In this laboratory study, we were not able to test many important aspects of plant herbivore interactions. The role of herbivore choice was not tested in these no-choice feeding trials. The short duration of these trials did not allow direct examination of herbivore fitness or population dynamics, which are critical for understanding their effects on host plant populations. The statistical methods used to infer the responses of herbivores to individual chemicals do not demonstrate causation in terms of effects of chemicals as would direct manipulation of chemical concentrations.

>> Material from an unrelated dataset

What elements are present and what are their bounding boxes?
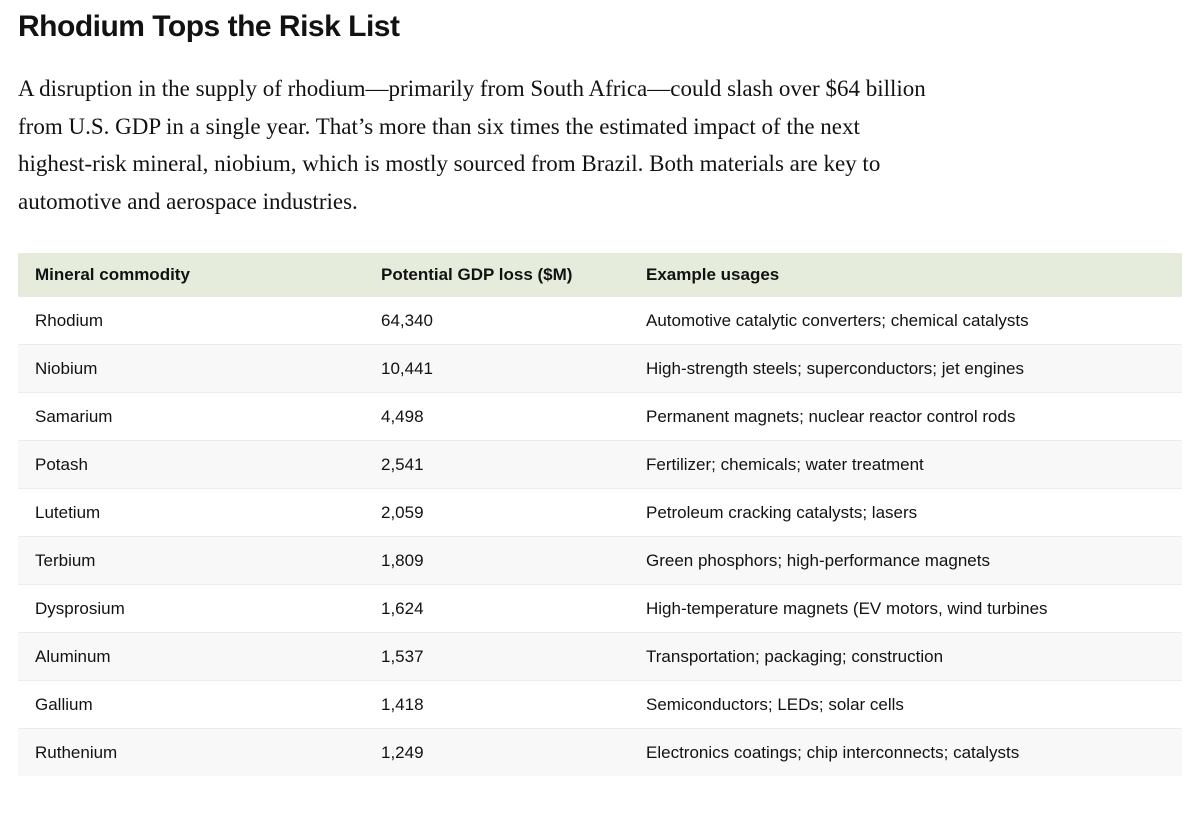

However, they do provide evidence that chemical defences of Triadica vary between ranges, that herbivore growth is sensitive to such variation and suggest how different defence chemicals contribute to these patterns.

Conclusions

Although many recent studies have examined secondary compounds in invasive plants, most of them only focused on one type of defence and none simultaneously addressed multiple classes of chemical defences. To the best of our knowledge, our study is the first to compare the changes in both types of chemical defences to specialist and generalist herbivores between plants of introduced and native populations. We found opposite patterns of change from native to invasive ranges for tannins and flavonoids, suggesting that there is a trade-off in the production of these two types of defences. Furthermore, our study revealed changes in these chemical defences affect specialist and generalist performance accordingly. However, the mixed results for performance of the two generalists on leaves from introduced versus native populations, together with the analyses that indicated different responses to tannins, suggest that we need to be cautious when making broad conclusions based on only one species. Every type of induction increased both flavonoids and tannins and there were no differences in the inducibility of plants from the introduced versus native range. In conclusion, our results show genetic variation in secondary metabolism in invasive plants and effects of these changes on herbivores, suggesting divergent selection may favour different types of chemical defences in the introduced range where co-evolved natural enemies, especially specialists, are absent.

Acknowledgements

We would like to thank Juli Carrillo and Wei Huang for comments and discussions and Xuefang Yang for field assistance. We are grateful for comments by Associate Editor and two anonymous reviewers that improved the early version of this manuscript. This study was supported by the China National Basic Study Program (2012CB11410004), the 100 Talent Program of the Chinese Academy of Sciences (to J.D.), the US National Science Foundation (DEB 0820560 to E.S.), the Florida Department of Environmental Protection and Florida Fish and Wildlife Conservation Commission (SL849 to G. W.), and the foreign visiting professorship of the Chinese Academy of Sciences (to E.S.).